Arizona had one of those moments yesterday when news broke that Republican Arizona Corporation Commissioner Bob Burns will investigate an anti-solar advertising blitz financed by Arizona Public Service (APS), our state’s largest electric utility. In a letter to APS, Burns requested previously-withheld details of the company’s exorbitant spending on a campaign to dismantle Arizona’s rooftop solar program, called “net metering”.
Burns is forcing APS to disclose information it had thus-far successfully evaded from leaking to Arizona’s press corps.
“I am concerned that ratepayer money might be funding these campaigns, whether through expenditures that the utilities will seek to recover in future rate cases or through person hours worked by individuals whose salaries are paid by ratepayers,” Burns said in his letter to the utility.
As a government-supported monopoly utility, APS enjoys a “captured” customer base. Those who live in APS territory are required to send their monthly utility check to APS. This grants the utility an excessive level of power and influence – which we now know it enjoys wielding as it sees fit. Article 15 of Arizona’s constitution created the Arizona Corporation Commission (ACC) as the regulatory body that would keep the state’s utilities in-check, ensuring they could not “milk” ratepayers unnecessarily.

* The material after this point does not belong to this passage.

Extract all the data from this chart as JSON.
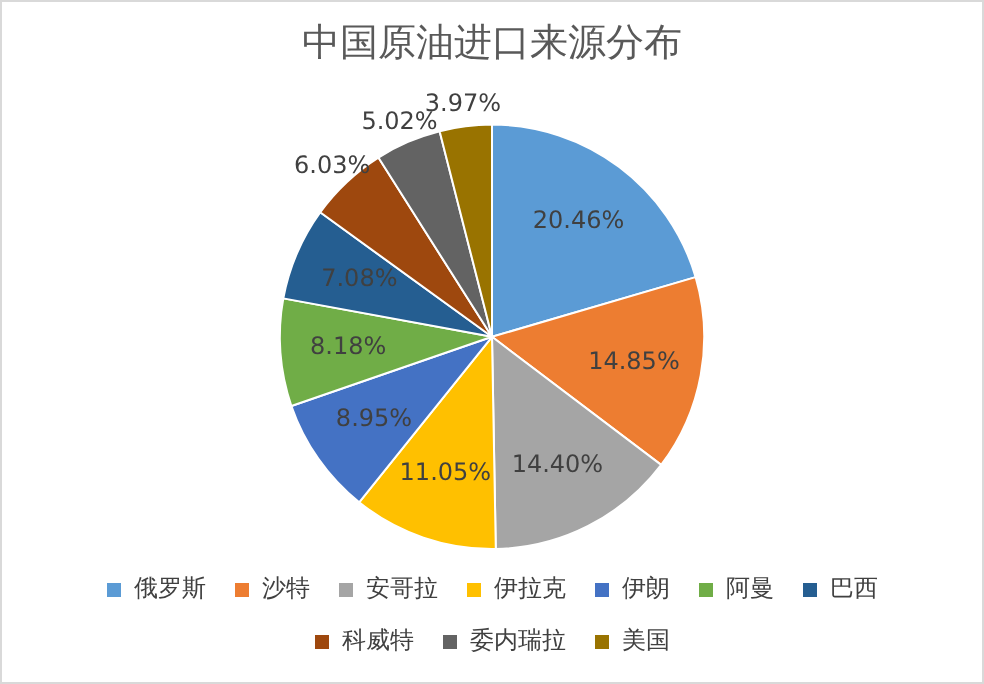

The findings of Burns’ investigation may uncover just how far the ACC has allowed APS to stray.
In October, the Arizona Republic uncovered a proposal presented to APS by Lincoln Strategy Group that involved the utility funding two fake-grassroots campaigns that would create conditions in which the structure of the Commission would change – to the utility’s benefit. APS submitted a request for the proposal, according to Nathan Sproul, owner of Lincoln Strategy Group.
Although the plan was never executed, the two employees of Lincoln Strategy Group who put the proposal together were subsequently hired by APS, and APS’s active funding of “dark-money” anti-solar groups “Prosper” and “60-Plus Association” is similar in nature to Lincoln Strategy Group’s proposal.
These revelations, along with APS’s unrelenting marketing budget, its far-reaching influence via generous donations to everything from Chamber of Commerce groups to mom-and-pop charities, its aggressive lobbying presence at the state legislature and elsewhere, and the key role it plays in campaign contributions, leave this Arizonan wondering why our state’s largest electric utility can’t just do what it’s meant to do. Deliver electricity to customers.
A novel idea, I know. But apparently not to Commissioner Bob Burns.
Burns and his colleagues should take the next step and start trimming the fat at a bloated utility that has clearly lost its fiscal compass. I hope they do so well before APS comes before the Commission requesting its next rate increase from customers.